Pero, al momento de participar solemnemente en Misa, ¿por qué llevamos el celular, si no nos es útil en este momento? Y, además, ¿por qué se nos olvida apagarlo o baja su volumen? En los últimos años, los celulares se han adueñado de la solemnidad de las celebraciones eucarísticas: interrumpen constantemente el misterio de nuestra fe.
Personalmente, ya no recuerdo la última Misa que no fue interrumpida por un teléfono. Así como Dios pidió a Moisés quitarse las sandalias para pisar tierra sagrada (esas herramientas que le daban tanta comodidad para desenvolverse diariamente), es hora de que nosotros nos planteemos algo similar con los celulares y su papel dentro del templo.
La dependencia a la información
Los celulares son fuente de información, entretenimiento y conocimiento que se han vuelto una herramienta diaria para muchas personas. Poseer un teléfono móvil permite, por un lado, tener a la mano la posibilidad de contactar personas y resolver necesidades; por otro lado, es una forma de permitir a quienes conocemos la posibilidad de localizarnos de una forma más accesible y nos permite mostrarnos disponibles para cualquier cosa que surja.
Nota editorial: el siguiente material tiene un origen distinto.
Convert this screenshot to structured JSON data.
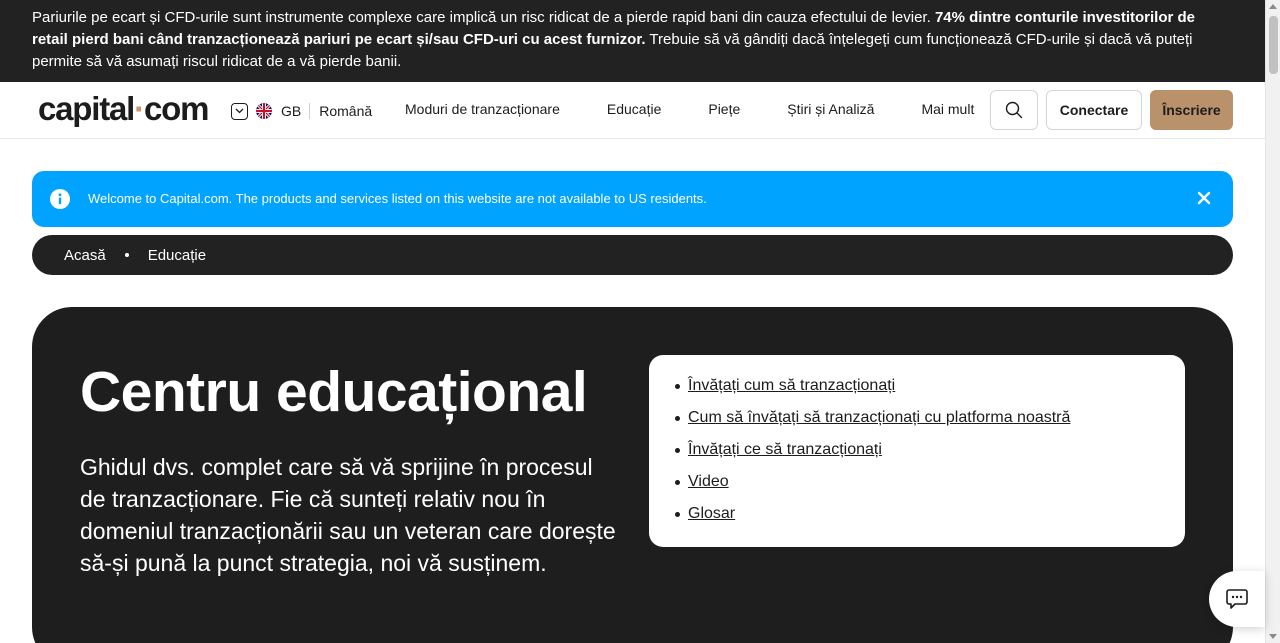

Frente a todas estas opciones y posibilidades, podría sucedernos que -sin pensarlo conscientemente- una de las razones por las cuales llevamos el celular a todas partes, incluyendo la Misa, es porque nos hemos convertido en dependientes de la inmediatez informativa que dan los celulares: queremos saber de primeros quién falleció en el pueblo, qué salió en los chances, donde ocurrió un accidente o hacia dónde van los bomberos.
Aunque hay excepciones extremas, donde solo la persona que está en Misa es quien podría atender la eventual emergencia de quien le llama, en muchas de las ocasiones esta dependencia a la inmediatez, de la cual se ha hablado, puede convertirse en una tentación tal, que en casos especiales o de emergencia, creemos que interrumpir la Eucaristía y conocer lo ocurrido puede de algún modo ‘disminuir’ la gravedad de lo sucedido, aunque realmente no hayamos hechos más que contestar y no podamos hacer nada al respecto.
Quizá ha llegado la hora de examinarnos y preguntarnos: Si silencio mi teléfono en Misa porque ‘algo podría ocurrir’, ¿de verdad tengo esa idea de Dios, como alguien que desaprovecha ‘mi descuido’ para causar un mal?; y si lo silencio y pasa algo extraordinario, ¿soy capaz de comprender que Dios infinitamente sabio comprende por qué hace las cosas y soy coherente con lo que rezo cada domingo en voz alta frente a Dios y la asamblea de los fieles: hágase tu voluntad, así en la tierra como en el cielo (Mt 6, 10)?
La solución
Portar el celular es un hábito que arraigado en muchas personas al mismo nivel que una cédula o billetera. Por eso, pensar en que muchos feligreses dejen su celular en la casa es una posibilidad ideal, pero desafortunadamente poco probable.
Además de colocar rótulos en las bancas (que en algunas iglesias ha causado mejoría), conviene generar un hábito en los fieles para pedirles apagar el teléfono previo a la misa. Por ejemplo, el sacerdote puede dar 30 segundos previo al inicio de la misa para que las personas silencien su teléfono. Si aun así sonase un celular, es posible pausar unos segundos la celebración para permitir que los fieles vuelvan a enfocar su atención.
Por último, si bien no existen salidas rápidas, hay soluciones con las cuales se pueden percibir efectos positivos y ayudar a cada fiel a comprender el perjuicio que estas interrupciones ocasionan sobre la celebración y la devoción de los hermanos que concelebran la Eucaristía.